This year’s student senate finished out the year Wednesday night with a discussion about USC's mandatory healthcare requirements for students.
During the second half of the session, Sen. Jamison McClintock introduced SBL 110 89, entitled “A recommendation to remove the mandatory health insurance policy placed on University of South Carolina undergraduate and graduate students.”
Since last fall, USC has required undergraduate and graduate students taking at least six credit hours to have health insurance, either through their own providers or a university healthcare plan, which costs approximately $2,047 a year. The proposed bill sought to remove this requirement and to allow students to have health insurance only if they chose to do so.
Following Sen. McClintock’s proposal, Sen. Ward Jolles took to the podium to express his belief that repealing the requirement would lead to students who otherwise could and would be insured opting out of getting insurance.
“This bill is voting to remove a requirement that everybody's insured,” Jolles said. “And I think that doing that in itself is retrograde in nature, as opposed to being progressive.”
The conversation turned into a discussion about how being required to pay for health insurance could potentially negatively impact lower and middle class students.
Sen. Patrick Greene, who is against the university's policy, explained his position after the Senate ended, saying that the lower and middle classes sometimes struggle to get enough aid for school and healthcare. He believes the university's healthcare policy hurts those students.
The lengthy debate, which led to the session’s 8 p.m. deadline being extended until 8:45 p.m., also included a personal account from Sen. Zane Oakes about why he believes the proposed bill does not address all the problems involving students and healthcare.
Oakes described medical problems he has encountered throughout the semester which have made him unable to pay for both the university and his medical bills. Oakes said that he is withdrawing from the university next semester due to his financial difficulties, but that health insurance has been important to him throughout this process.
“If I did not have insurance, I would not have been able to make it this far into college,” Oakes said. “I think this is a very good issue to talk about, but I don’t think this is the bill that does it.”
Oakes later elaborated on what he would like to see if another bill were created by the next student senate to address the problems students face with paying for health care.
“What I would like to see are some exemptions that are similar to the exemptions that are in the Affordable Care Act,” Oakes said. “Exemptions such as demonstrating a financial need that would not allow you to continue in the university as a student.”
After continued debate on the bill, the final vote found there was not a sufficient majority from the senators to pass. This means the healthcare policy will remain as is unless brought up again during the 111th Senate session, which begins Wednesday.
After the session concluded with final addresses, Speaker of the Senate Patrick Ellis discussed the importance of this continued debate.
“I think it’s a debate that’s long overdue,” Ellis said. “I think one way or another, the student senate needs to weigh in on whether we think it’s good to compel students to have that health insurance policy or where we stand on the policy.”

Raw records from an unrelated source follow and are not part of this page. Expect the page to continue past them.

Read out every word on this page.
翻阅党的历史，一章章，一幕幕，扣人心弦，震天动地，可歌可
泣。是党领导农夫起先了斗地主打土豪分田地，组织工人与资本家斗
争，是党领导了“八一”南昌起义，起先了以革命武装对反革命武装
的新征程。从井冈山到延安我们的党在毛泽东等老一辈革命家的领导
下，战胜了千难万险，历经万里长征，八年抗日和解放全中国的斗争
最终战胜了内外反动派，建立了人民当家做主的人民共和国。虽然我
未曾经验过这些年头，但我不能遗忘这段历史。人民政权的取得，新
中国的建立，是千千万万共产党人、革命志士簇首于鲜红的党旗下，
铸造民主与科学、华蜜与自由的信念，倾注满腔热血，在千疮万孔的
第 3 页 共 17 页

Reflecting on the work of the 110th student senate, Ellis also expressed his pride for the work he believes the group has done throughout the past year.
“I’ve been involved in Student Government since my freshman year, and I’ve been blown away consistently by how seriously these senators have taken their jobs,” Ellis said. “They’ve really etched out a new role for the student senate as a co-equal branch within Student Government, and one that considers legislation that is relevant to students here at Carolina.”